Lloyds Banking Group's shock compensation settlement is 'protecting its own'
The decision by Lloyds Banking Group to settle its PPI mis-selling claims has sent shockwaves through the financial services sector.
The biggest surprise of this morning's announcement was the sheer scale of the sum that Lloyds has set aside to settle its outstanding claims: £3.2bn. City analysts that follow Lloyds have been genuinely surprised by the sum.
To put this figure into context, previous estimates suggested that the total compensation bill for all PPI mis-selling would be between £2.5bn and £4bn. As Lloyds had an estimated 25% share of the PPI market, industry sources suggest that the final PPI compensation could top a colossal £12bn.
“The total exposure is probably larger than anticipated,” Pinsent Masons partner Alexis Roberts notes.
Biba head of training and compliance Steve White says: “This only indicates the scale of the problem.”

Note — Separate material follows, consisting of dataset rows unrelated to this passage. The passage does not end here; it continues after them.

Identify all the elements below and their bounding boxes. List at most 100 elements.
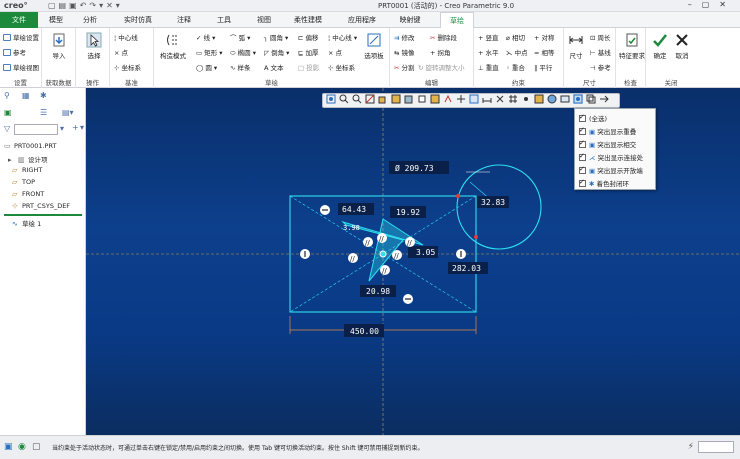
tab-analysis[interactable]: 分析 [76,12,104,28]
tree-item-part[interactable]: ▭ PRT0001.PRT [4,142,56,150]
tab-file[interactable]: 文件 [0,12,38,28]
tree-item-right[interactable]: ▱ RIGHT [12,166,42,174]
datum-centerline-button[interactable]: ¦ 中心线 [114,32,138,42]
checkbox-icon[interactable] [579,113,586,122]
mirror-button[interactable]: ⇆ 镜像 [394,47,415,57]
datum-csys-button[interactable]: ⊹ 坐标系 [114,62,141,72]
grid-display-icon[interactable] [508,94,518,104]
tree-item-design-items[interactable]: ▸ ▥ 设计项 [8,154,48,164]
tree-item-front[interactable]: ▱ FRONT [12,190,44,198]
tree-settings-icon[interactable]: ☰ [40,108,47,117]
sketch-setup-button[interactable]: 草绘设置 [3,32,39,42]
constraint-tangent-button[interactable]: ⌀ 相切 [506,32,525,42]
sketch-diagnostics-icon[interactable] [573,94,583,104]
status-browser-toggle-icon[interactable]: ◉ [18,442,26,452]
rectangle-button[interactable]: ▭ 矩形 ▾ [196,47,223,57]
datum-display-icon[interactable] [430,94,440,104]
status-filter-icon[interactable]: ⚡ [688,442,694,452]
favorites-tab-icon[interactable]: ✱ [40,91,47,100]
checkbox-icon[interactable] [579,165,586,174]
tree-item-csys[interactable]: ⊹ PRT_CSYS_DEF [12,202,70,210]
tab-view[interactable]: 视图 [250,12,278,28]
perimeter-button[interactable]: ⊡ 周长 [590,32,611,42]
constraint-display-icon[interactable] [495,94,505,104]
repaint-icon[interactable] [365,94,375,104]
appearance-icon[interactable] [547,94,557,104]
ellipse-button[interactable]: ⬭ 椭圆 ▾ [230,47,256,58]
show-icon[interactable]: ▤▾ [62,108,74,117]
circle-button[interactable]: ◯ 圆 ▾ [196,62,217,72]
constraint-equal-button[interactable]: = 相等 [534,47,555,57]
tree-filter-input[interactable] [14,124,58,135]
dim-20-98[interactable]: 20.98 [366,287,390,296]
status-selection-filter[interactable] [698,441,734,453]
baseline-button[interactable]: ⊢ 基线 [590,47,611,57]
ok-button[interactable]: 确定 [648,32,672,60]
select-button[interactable]: 选择 [82,32,106,60]
status-tree-toggle-icon[interactable]: ▣ [4,442,13,452]
fillet-button[interactable]: ╮ 圆角 ▾ [264,32,288,42]
corner-button[interactable]: + 拐角 [430,47,451,57]
perspective-icon[interactable] [378,94,388,104]
checkbox-icon[interactable] [579,152,586,161]
sketch-view-toolbar-icon[interactable] [469,94,479,104]
tree-item-top[interactable]: ▱ TOP [12,178,35,186]
dimension-button[interactable]: 尺寸 [564,32,588,60]
dim-3-98[interactable]: 3.98 [343,224,360,232]
constraint-midpoint-button[interactable]: ⋋ 中点 [506,47,528,57]
constraint-vertical-button[interactable]: + 竖直 [478,32,499,42]
sketch-csys-button[interactable]: ⊹ 坐标系 [328,62,355,72]
tab-mapkeys[interactable]: 映射键 [394,12,426,28]
rotate-resize-button[interactable]: ↻ 旋转调整大小 [418,62,465,72]
offset-button[interactable]: ⊏ 偏移 [298,32,319,42]
render-icon[interactable] [534,94,544,104]
feature-requirements-button[interactable]: 特征要求 [618,32,646,60]
import-button[interactable]: 导入 [47,32,71,60]
checkbox-icon[interactable] [579,178,586,187]
tab-live-simulation[interactable]: 实时仿真 [118,12,158,28]
annotation-display-icon[interactable] [456,94,466,104]
add-filter-icon[interactable]: + [72,123,79,132]
saved-views-icon[interactable] [391,94,401,104]
window-controls[interactable]: –▢✕ [688,0,736,9]
constraint-perpendicular-button[interactable]: ⊥ 重直 [478,62,499,72]
tab-sketch[interactable]: 草绘 [440,12,474,29]
dim-display-icon[interactable] [482,94,492,104]
constraint-horizontal-button[interactable]: + 水平 [478,47,499,57]
constraint-parallel-button[interactable]: ∥ 平行 [534,62,552,72]
constraint-coincident-button[interactable]: ◦ 重合 [506,62,525,72]
tree-view-icon[interactable]: ▣ [4,108,12,117]
project-button[interactable]: □ 投影 [298,62,319,72]
tree-more-icon[interactable]: ▾ [80,123,84,132]
cancel-button[interactable]: 取消 [670,32,694,60]
dim-450-00[interactable]: 450.00 [350,327,379,336]
overlap-icon[interactable] [586,94,596,104]
chamfer-button[interactable]: ◸ 倒角 ▾ [264,47,289,57]
layer-icon[interactable] [560,94,570,104]
menu-item-highlight-intersect[interactable]: ▣ 突出显示相交 [579,139,636,149]
menu-item-select-all[interactable]: (全选) [579,113,607,123]
divide-button[interactable]: ✂ 分割 [394,62,415,72]
folder-tab-icon[interactable]: ▦ [22,91,30,100]
datum-point-button[interactable]: × 点 [114,47,128,57]
refit-icon[interactable] [326,94,336,104]
menu-item-highlight-junction[interactable]: ⋌ 突出显示连接处 [579,152,643,162]
delete-segment-button[interactable]: ✂ 删除段 [430,32,457,42]
arc-button[interactable]: ⌒ 弧 ▾ [230,32,250,42]
palette-button[interactable]: 选项板 [361,32,387,60]
section-icon[interactable] [417,94,427,104]
spin-center-icon[interactable] [443,94,453,104]
graphics-canvas[interactable]: Ø 209.73 64.43 19.92 32.83 3.98 3.05 282… [86,88,740,435]
reference-dim-button[interactable]: ⊣ 参考 [590,62,611,72]
display-style-icon[interactable] [404,94,414,104]
zoom-in-icon[interactable] [339,94,349,104]
tab-tools[interactable]: 工具 [210,12,238,28]
constraint-symmetric-button[interactable]: + 对称 [534,32,555,42]
menu-item-highlight-open-ends[interactable]: ▣ 突出显示开放端 [579,165,643,175]
zoom-out-icon[interactable] [352,94,362,104]
tab-applications[interactable]: 应用程序 [342,12,382,28]
dim-diameter[interactable]: Ø 209.73 [395,163,434,173]
quick-access-toolbar[interactable]: ▢▤▣↶↷▾✕▾ [48,1,123,10]
dim-64-43[interactable]: 64.43 [342,205,366,214]
model-tree-tab-icon[interactable]: ⚲ [4,91,10,100]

Shifted liabilities may mean bust brokers
What are the implications of Lloyds' climbdown for brokers’ contributions to the Financial Services Compensation Scheme (FSCS), the fund of last resort for customers who have suffered from mis-selling?

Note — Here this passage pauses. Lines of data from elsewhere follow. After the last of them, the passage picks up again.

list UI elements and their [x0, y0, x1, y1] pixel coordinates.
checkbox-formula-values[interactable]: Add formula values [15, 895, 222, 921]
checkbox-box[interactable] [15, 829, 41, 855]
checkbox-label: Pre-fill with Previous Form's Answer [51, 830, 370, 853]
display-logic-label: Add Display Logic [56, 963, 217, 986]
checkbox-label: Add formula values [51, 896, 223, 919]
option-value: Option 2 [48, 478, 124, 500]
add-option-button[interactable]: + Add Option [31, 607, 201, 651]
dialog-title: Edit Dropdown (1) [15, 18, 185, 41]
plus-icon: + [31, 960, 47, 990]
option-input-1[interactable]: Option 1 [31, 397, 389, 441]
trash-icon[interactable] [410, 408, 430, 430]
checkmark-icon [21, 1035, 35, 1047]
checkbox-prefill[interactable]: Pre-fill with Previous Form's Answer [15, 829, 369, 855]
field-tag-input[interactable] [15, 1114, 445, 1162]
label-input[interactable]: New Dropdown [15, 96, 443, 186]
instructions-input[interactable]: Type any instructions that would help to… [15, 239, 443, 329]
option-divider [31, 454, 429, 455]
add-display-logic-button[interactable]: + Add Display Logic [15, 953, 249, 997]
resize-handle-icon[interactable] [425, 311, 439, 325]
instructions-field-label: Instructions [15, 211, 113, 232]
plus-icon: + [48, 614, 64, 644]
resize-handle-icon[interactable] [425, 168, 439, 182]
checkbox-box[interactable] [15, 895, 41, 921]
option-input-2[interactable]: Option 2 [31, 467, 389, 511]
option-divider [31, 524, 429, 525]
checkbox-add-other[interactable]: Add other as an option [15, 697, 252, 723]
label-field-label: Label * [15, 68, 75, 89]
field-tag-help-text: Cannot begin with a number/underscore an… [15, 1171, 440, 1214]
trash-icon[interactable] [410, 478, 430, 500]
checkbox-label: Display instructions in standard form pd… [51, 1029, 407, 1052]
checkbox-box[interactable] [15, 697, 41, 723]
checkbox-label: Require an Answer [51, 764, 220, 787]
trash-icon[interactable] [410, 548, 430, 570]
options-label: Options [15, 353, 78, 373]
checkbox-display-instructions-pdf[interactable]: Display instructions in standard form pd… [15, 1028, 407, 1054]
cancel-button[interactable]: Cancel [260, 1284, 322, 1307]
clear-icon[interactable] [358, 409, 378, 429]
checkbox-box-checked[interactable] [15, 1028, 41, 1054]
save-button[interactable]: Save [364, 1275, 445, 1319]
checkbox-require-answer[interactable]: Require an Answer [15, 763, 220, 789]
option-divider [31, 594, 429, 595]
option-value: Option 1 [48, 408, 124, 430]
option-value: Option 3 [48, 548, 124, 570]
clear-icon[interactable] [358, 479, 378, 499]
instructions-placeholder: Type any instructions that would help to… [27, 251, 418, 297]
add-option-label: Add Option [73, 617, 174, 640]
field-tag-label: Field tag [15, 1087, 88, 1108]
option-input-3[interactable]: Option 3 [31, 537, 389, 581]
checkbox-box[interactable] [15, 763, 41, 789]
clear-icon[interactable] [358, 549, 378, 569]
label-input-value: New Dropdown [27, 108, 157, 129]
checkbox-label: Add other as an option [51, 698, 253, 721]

White observes that an earlier decision by Lloyds to quit the PPI market means that its FSCS levy contribution is relatively small compared to the number of policies it has sold. “They are looking after their own rather than contributing to the wider pot,” he says.
Lloyds and other high street banks will be able to shoulder their own compensation payments for PPI mis-selling. However, the headache for brokers is the smaller outfits – typically credit and mortgage brokers – found to have mis-sold PPI products. Such firms could be put out of business by a Lloyds-style jump in compensation payments, meaning that their liabilities will become the responsibility of the FSCS.

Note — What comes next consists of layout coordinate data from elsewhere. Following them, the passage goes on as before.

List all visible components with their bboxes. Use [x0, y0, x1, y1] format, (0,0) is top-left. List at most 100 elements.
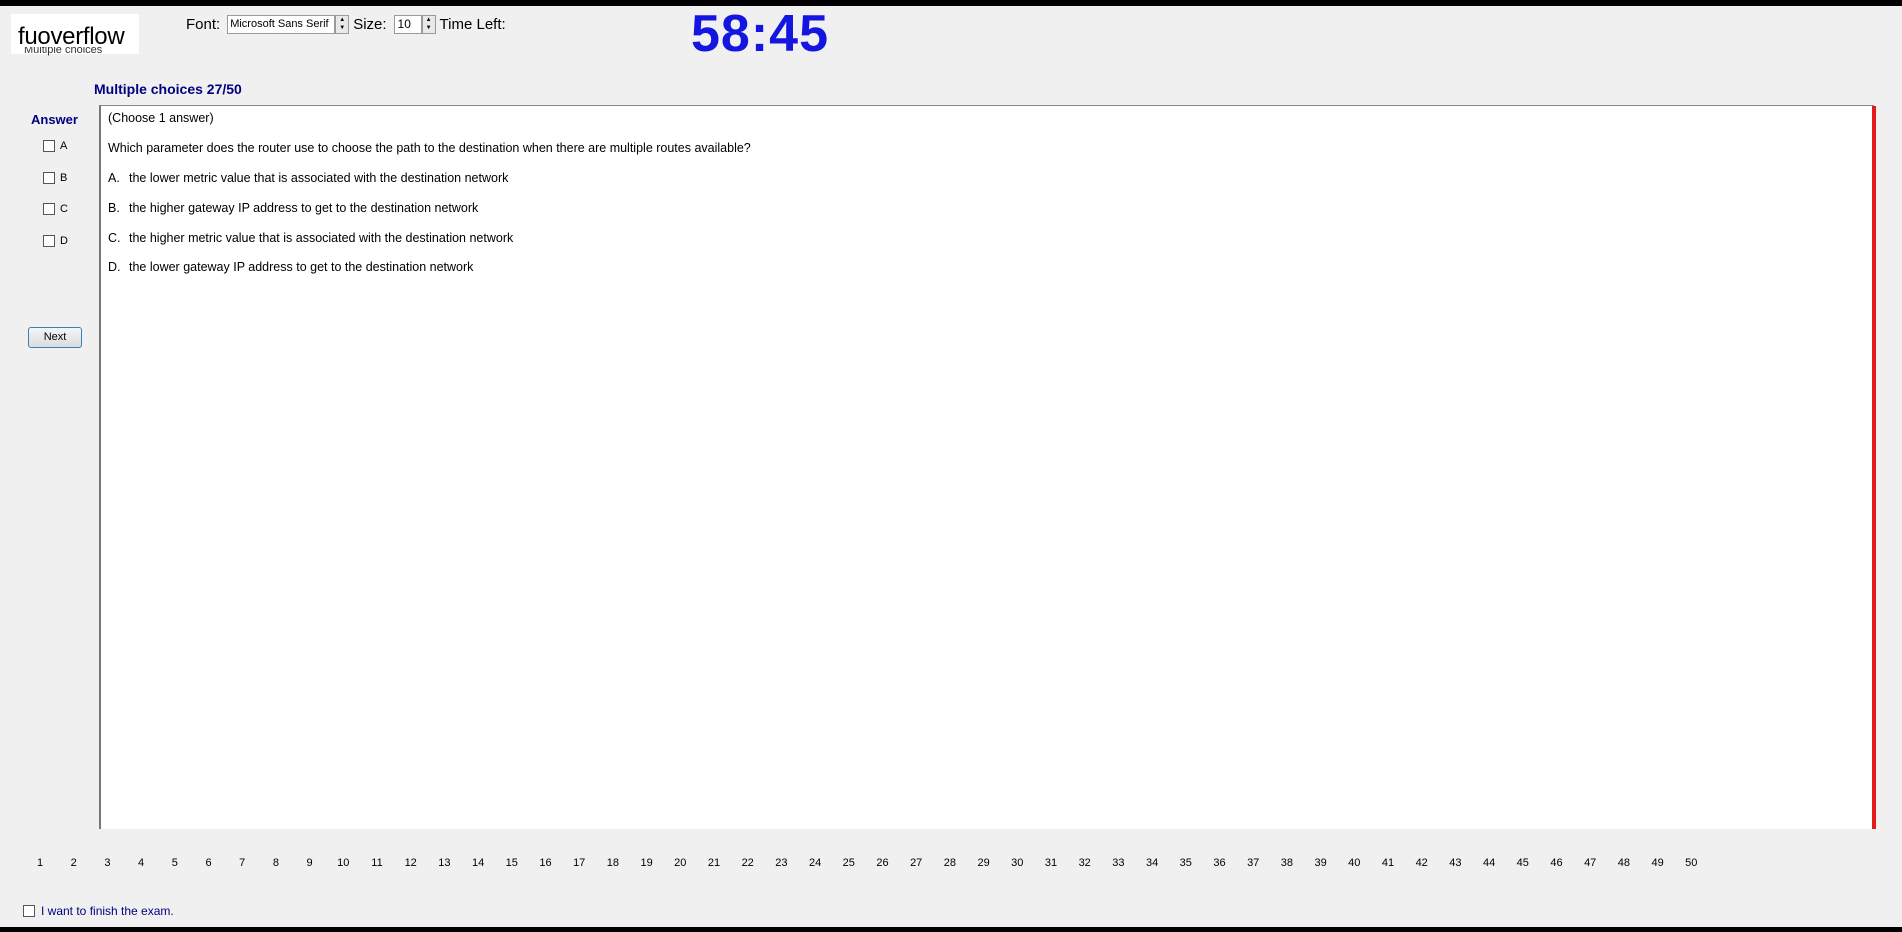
answer-option-a[interactable]: A: [43, 140, 67, 152]
question-nav-link[interactable]: 36: [1208, 857, 1232, 869]
question-nav-link[interactable]: 11: [365, 857, 389, 869]
answer-option-label: C: [60, 203, 68, 215]
answer-option-label: B: [60, 172, 68, 184]
question-nav-link[interactable]: 21: [702, 857, 726, 869]
question-nav-link[interactable]: 10: [331, 857, 355, 869]
checkbox[interactable]: [43, 172, 55, 184]
question-nav-link[interactable]: 20: [668, 857, 692, 869]
question-nav-link[interactable]: 34: [1140, 857, 1164, 869]
time-left-label: Time Left:: [439, 15, 506, 33]
question-option-d: D. the lower gateway IP address to get to…: [108, 260, 473, 274]
answer-label: Answer: [31, 112, 78, 127]
question-nav-link[interactable]: 5: [163, 857, 187, 869]
question-nav-link[interactable]: 29: [972, 857, 996, 869]
question-nav-link[interactable]: 39: [1309, 857, 1333, 869]
option-text: the higher gateway IP address to get to …: [129, 201, 479, 215]
question-instruction: (Choose 1 answer): [108, 111, 214, 125]
question-nav-link[interactable]: 26: [871, 857, 895, 869]
bottom-border: [0, 927, 1902, 932]
question-nav-link[interactable]: 7: [230, 857, 254, 869]
question-text: Which parameter does the router use to c…: [108, 141, 751, 155]
option-letter: D.: [108, 260, 121, 274]
question-nav-link[interactable]: 44: [1477, 857, 1501, 869]
checkbox[interactable]: [43, 235, 55, 247]
size-label: Size:: [353, 15, 387, 33]
option-letter: C.: [108, 231, 121, 245]
question-nav-link[interactable]: 45: [1511, 857, 1535, 869]
section-hint: Multiple choices: [24, 47, 103, 56]
top-border: [0, 0, 1902, 6]
checkbox[interactable]: [43, 140, 55, 152]
question-nav-link[interactable]: 12: [399, 857, 423, 869]
finish-checkbox[interactable]: [23, 905, 35, 917]
countdown-timer: 58:45: [691, 5, 829, 63]
question-nav-link[interactable]: 28: [938, 857, 962, 869]
option-text: the lower metric value that is associate…: [129, 171, 509, 185]
question-nav-link[interactable]: 24: [803, 857, 827, 869]
question-nav-link[interactable]: 32: [1073, 857, 1097, 869]
answer-option-b[interactable]: B: [43, 172, 67, 184]
finish-label[interactable]: I want to finish the exam.: [41, 904, 174, 918]
question-option-c: C. the higher metric value that is associ…: [108, 231, 513, 245]
question-option-a: A. the lower metric value that is associa…: [108, 171, 508, 185]
question-nav-link[interactable]: 14: [466, 857, 490, 869]
question-nav-link[interactable]: 40: [1342, 857, 1366, 869]
question-nav-link[interactable]: 3: [95, 857, 119, 869]
question-nav-link[interactable]: 9: [298, 857, 322, 869]
font-select[interactable]: Microsoft Sans Serif: [227, 14, 336, 34]
answer-option-d[interactable]: D: [43, 235, 68, 247]
question-nav-link[interactable]: 13: [432, 857, 456, 869]
question-panel: (Choose 1 answer) Which parameter does t…: [99, 105, 1876, 829]
next-button[interactable]: Next: [28, 327, 82, 348]
question-nav-link[interactable]: 22: [736, 857, 760, 869]
question-nav-link[interactable]: 6: [197, 857, 221, 869]
question-nav-link[interactable]: 27: [904, 857, 928, 869]
font-spinner[interactable]: ▲ ▼: [335, 14, 350, 34]
question-nav-link[interactable]: 42: [1410, 857, 1434, 869]
question-nav-link[interactable]: 31: [1039, 857, 1063, 869]
question-nav-link[interactable]: 25: [837, 857, 861, 869]
chevron-down-icon[interactable]: ▼: [336, 24, 348, 32]
question-nav-link[interactable]: 49: [1646, 857, 1670, 869]
question-option-b: B. the higher gateway IP address to get t…: [108, 201, 478, 215]
question-nav-link[interactable]: 47: [1578, 857, 1602, 869]
toolbar: Font: Microsoft Sans Serif ▲ ▼ Size: 10 ▲…: [186, 5, 828, 63]
question-nav-link[interactable]: 41: [1376, 857, 1400, 869]
option-letter: A.: [108, 171, 120, 185]
question-nav-link[interactable]: 19: [635, 857, 659, 869]
size-input[interactable]: 10: [393, 14, 422, 34]
question-nav-link[interactable]: 4: [129, 857, 153, 869]
size-spinner[interactable]: ▲ ▼: [421, 14, 436, 34]
font-label: Font:: [186, 15, 221, 33]
question-nav-link[interactable]: 43: [1443, 857, 1467, 869]
question-nav-link[interactable]: 48: [1612, 857, 1636, 869]
question-nav-link[interactable]: 50: [1679, 857, 1703, 869]
panel-edge: [1872, 106, 1876, 829]
question-nav-link[interactable]: 37: [1241, 857, 1265, 869]
answer-option-label: D: [60, 235, 68, 247]
question-nav-link[interactable]: 18: [601, 857, 625, 869]
chevron-up-icon[interactable]: ▲: [423, 16, 435, 24]
chevron-down-icon[interactable]: ▼: [423, 24, 435, 32]
answer-option-c[interactable]: C: [43, 203, 68, 215]
question-nav-link[interactable]: 17: [567, 857, 591, 869]
question-nav-link[interactable]: 8: [264, 857, 288, 869]
question-nav-link[interactable]: 38: [1275, 857, 1299, 869]
checkbox[interactable]: [43, 203, 55, 215]
question-nav-link[interactable]: 46: [1545, 857, 1569, 869]
question-nav-link[interactable]: 35: [1174, 857, 1198, 869]
option-text: the lower gateway IP address to get to t…: [129, 260, 474, 274]
option-letter: B.: [108, 201, 120, 215]
question-nav-link[interactable]: 23: [769, 857, 793, 869]
question-nav-link[interactable]: 2: [62, 857, 86, 869]
question-nav-link[interactable]: 15: [500, 857, 524, 869]
chevron-up-icon[interactable]: ▲: [336, 16, 348, 24]
finish-exam[interactable]: I want to finish the exam.: [23, 904, 174, 918]
question-header: Multiple choices 27/50: [94, 81, 242, 97]
question-nav-link[interactable]: 30: [1005, 857, 1029, 869]
option-text: the higher metric value that is associat…: [129, 231, 514, 245]
answer-option-label: A: [60, 140, 68, 152]
question-nav-link[interactable]: 1: [28, 857, 52, 869]
question-nav-link[interactable]: 33: [1106, 857, 1130, 869]
question-nav-link[interactable]: 16: [534, 857, 558, 869]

White says that the FSA may be forced to raise its assumption that the new rules could lead to 35 business failures. He adds that the ‘tsunami’ of FSCS claims that Biba has been expecting is a lot nearer the beach after today’s announcement.
A smart move for Lloyds
From Lloyds’ perspective, the decision to draw a line in the sand on its PPI claims has been seen as a smart move for recently appointed chief executive Antonio Horta-Osorio.
It puts behind him one of the legacies of his predecessor Eric Daniels’ troubled tenure at the bank’s helm, which included the controversial merger with HBOS. John-Paul Crutchley of UBS says: “The £3.2bn cost of PPI redress is a very significant number but puts Lloyds at the forefront of the industry in terms of dealing with this issue.”
Wider implications
Taking a wider perspective, the statement from Lloyds Banking Group raises questions over the next steps in the British Bankers Association (BBA)’s judicial review of the FSA’s recently introduced rules governing PPI mis-selling.
The BBA has until Tuesday next week to lodge an appeal against the High Court’s verdict rejecting its challenge.
The ‘Big Four’ high street banks, which call the shots within the association, are understood to be divided on whether to pursue legal action on the issue. Lloyds has already run up the white flag with today’s announcement to settle.
Barclays is also understood to be reluctant to pursue the BBA challenge, but HSBC is still keen to appeal. White says: “It suggests that this could be the end of the road for the judicial review.”